Re: [PATCH v2 2/5] cxl/hdm: Implement address translation for HDM decoding

From: Dan Williams
Date: Thu Jul 11 2024 - 21:03:32 EST


Robert Richter wrote:
> Default expectation of Linux is that HPA == SPA, which means that
> hardware addresses in the decoders are the same as the kernel sees
> them. However, there are platforms where this is not the case and an
> address translation between decoder's (HPA) and the system's physical
> addresses (SPA) is needed.
>
> The CXL driver stores all internal hardware address ranges as SPA.
> When accessing the HDM decoder's registers, hardware addresses must be
> translated back and forth. This is needed for the base addresses in
> the CXL Range Registers of the PCIe DVSEC for CXL Devices
> (CXL_DVSEC_RANGE_BASE*) or the CXL HDM Decoder Capability Structure
> (CXL_HDM_DECODER0_BASE*).
>
> To handle address translation the kernel needs to keep track of the
> system's base HPA the decoder bases on. The base can be different
> between memory domains, each port may have its own domain. Thus, the
> HPA base cannot be shared between CXL ports and its decoders, instead
> the base HPA must be stored per port. Each port has its own struct
> cxl_hdm to handle the sets of decoders and targets, that struct can
> also be used for storing the base.
>
> Add @base_hpa to struct cxl_hdm. Also Introduce helper functions for
> the translation and use them to convert the HDM decoder base addresses
> to or from an SPA.
>
> While at this, rename len to size for the common base/size naming used
> with ranges.
>
> Link: https://lore.kernel.org/all/65c6b8c9a42e4_d2d4294f1@xxxxxxxxxxxxxxxxxxxxxxxxx.notmuch/
> Suggested-by: Dan Williams <dan.j.williams@xxxxxxxxx>
> Signed-off-by: Robert Richter <rrichter@xxxxxxx>
> ---
> drivers/cxl/core/hdm.c | 69 ++++++++++++++++++++++++++++++++++--------
> drivers/cxl/cxlmem.h | 1 +
> 2 files changed, 57 insertions(+), 13 deletions(-)
>
> diff --git a/drivers/cxl/core/hdm.c b/drivers/cxl/core/hdm.c
> index 605da9a55d89..50078013f4e3 100644
> --- a/drivers/cxl/core/hdm.c
> +++ b/drivers/cxl/core/hdm.c
> @@ -125,6 +125,17 @@ static bool should_emulate_decoders(struct cxl_endpoint_dvsec_info *info)
> return true;
> }
>
> +static void setup_base_hpa(struct cxl_hdm *cxlhdm)
> +{
> + /*
> + * Address translation is not needed on platforms with HPA ==
> + * SPA. HDM decoder addresses all base on system addresses,
> + * there is no offset and the base is zero (cxlhdm->base_hpa
> + * == 0). Nothing to do here as it is already pre-initialized
> + * zero.
> + */
> +}

I am not grokking why this is per @cxlhdm? More on this concern below...

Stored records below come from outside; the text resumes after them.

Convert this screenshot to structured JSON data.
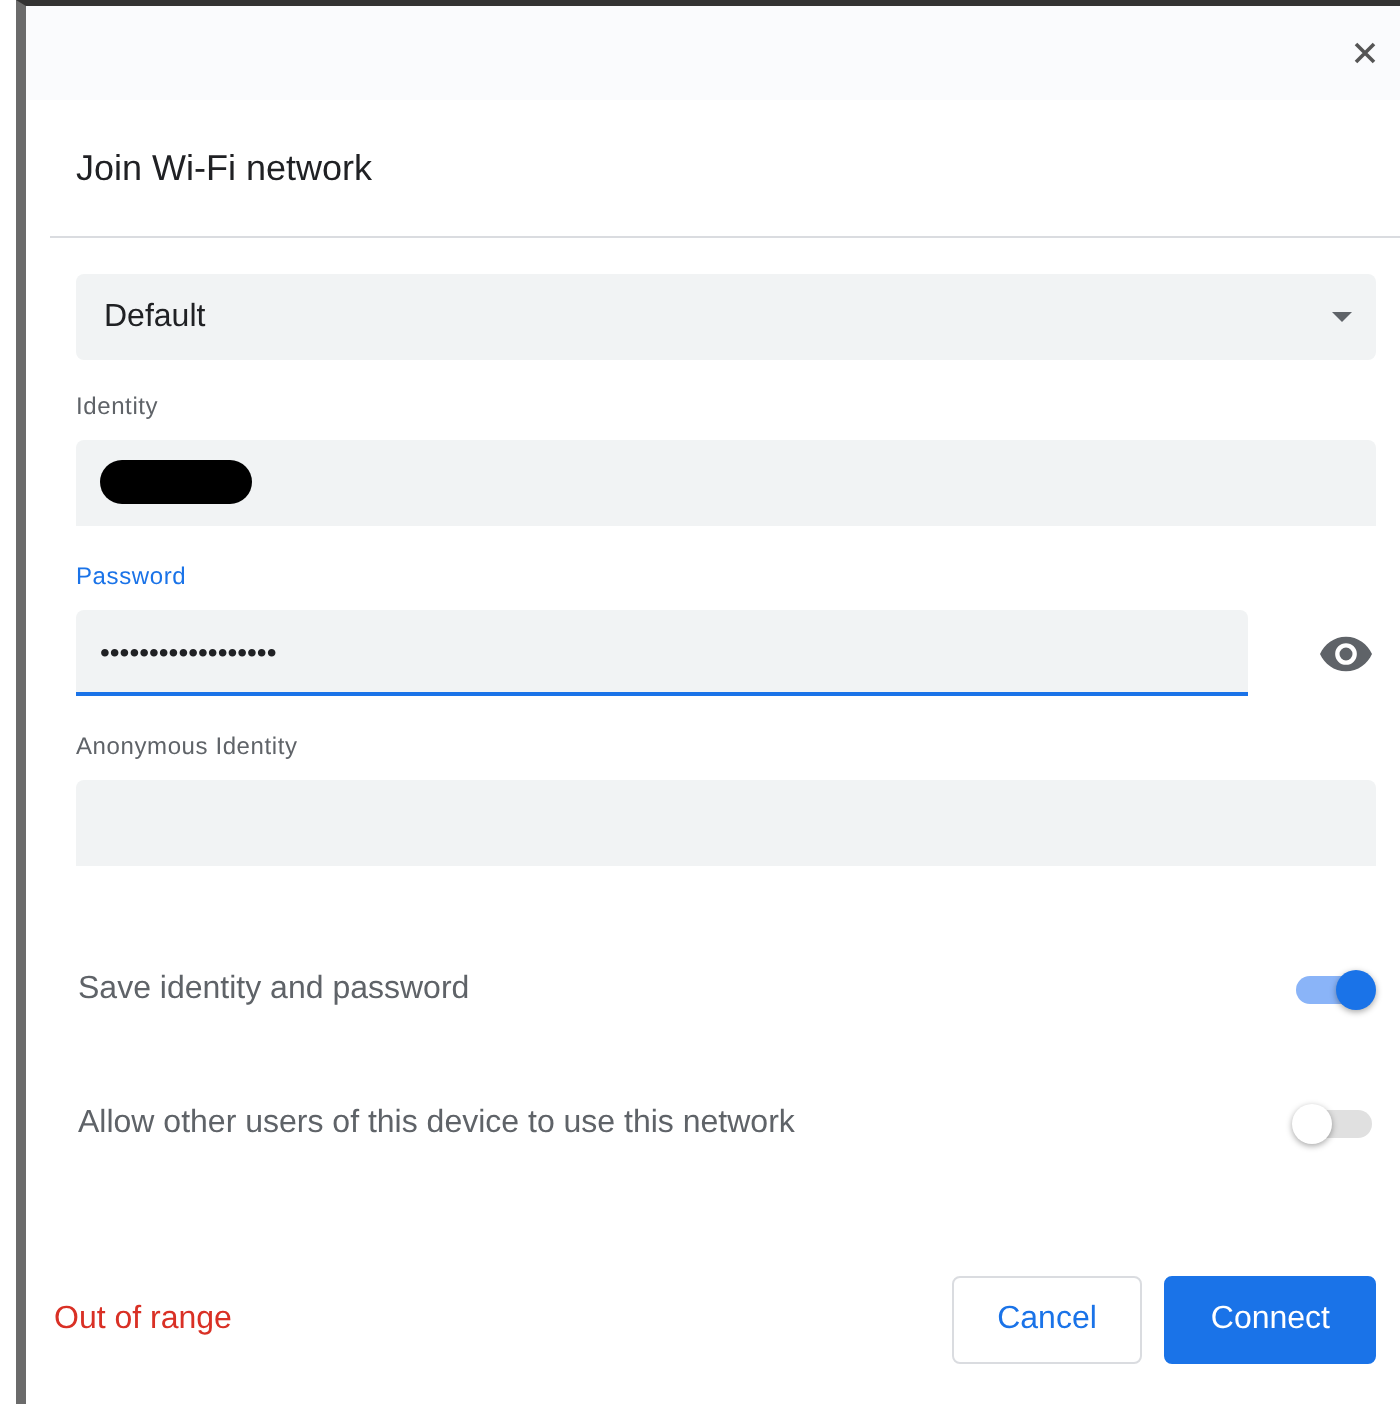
{
  "dialog": {
    "title": "Join Wi-Fi network"
  },
  "fields": [
    {
      "kind": "select",
      "value": "Default"
    },
    {
      "kind": "text",
      "label": "Identity",
      "redacted": true,
      "focused": false
    },
    {
      "kind": "password",
      "label": "Password",
      "value": "••••••••••••••••••",
      "focused": true
    },
    {
      "kind": "text",
      "label": "Anonymous Identity",
      "redacted": false,
      "focused": false
    }
  ],
  "toggles": [
    {
      "label": "Save identity and password",
      "on": true
    },
    {
      "label": "Allow other users of this device to use this network",
      "on": false
    }
  ],
  "status": "Out of range",
  "buttons": [
    {
      "label": "Cancel",
      "kind": "secondary"
    },
    {
      "label": "Connect",
      "kind": "primary"
    }
  ]
}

> + base = cxl_xlat_to_base(cxld->hpa_range.start, cxlhdm);

Would prefer this operation is called cxl_hpa_to_spa(), which is
different than the cxldrd->hpa_to_spa() in Alison's patches. This is
about an HPA domain per-host-bridge.

The cxlrd->hpa_to_spa() is after the address exits the host bridge there
is a translation to a Window interleave. Both of those are "SPAs" in my
mind.

> size = range_len(&cxld->hpa_range);
>
> writel(upper_32_bits(base), hdm + CXL_HDM_DECODER0_BASE_HIGH_OFFSET(id));
> @@ -746,22 +776,27 @@ static int cxl_setup_hdm_decoder_from_dvsec(
> struct cxl_port *port, struct cxl_decoder *cxld, u64 *dpa_base,
> int which, struct cxl_endpoint_dvsec_info *info)
> {
> + struct cxl_hdm *cxlhdm = dev_get_drvdata(&port->dev);
> struct cxl_endpoint_decoder *cxled;
> - u64 len;
> + u64 base, size;

Please don't include renames like this s/@len/@size/ in the same patch
that changes some logic.

> int rc;
>
> if (!is_cxl_endpoint(port))
> return -EOPNOTSUPP;
>
> cxled = to_cxl_endpoint_decoder(&cxld->dev);
> - len = range_len(&info->dvsec_range[which]);
> - if (!len)
> + size = range_len(&info->dvsec_range[which]);
> + if (!size)
> return -ENOENT;
> + base = cxl_xlat_to_hpa(info->dvsec_range[which].start, cxlhdm);

Wait, the dvsec_range addresses are read from the registers, they are
already HPAs, shouldn't this be the "to SPA" flavor translation?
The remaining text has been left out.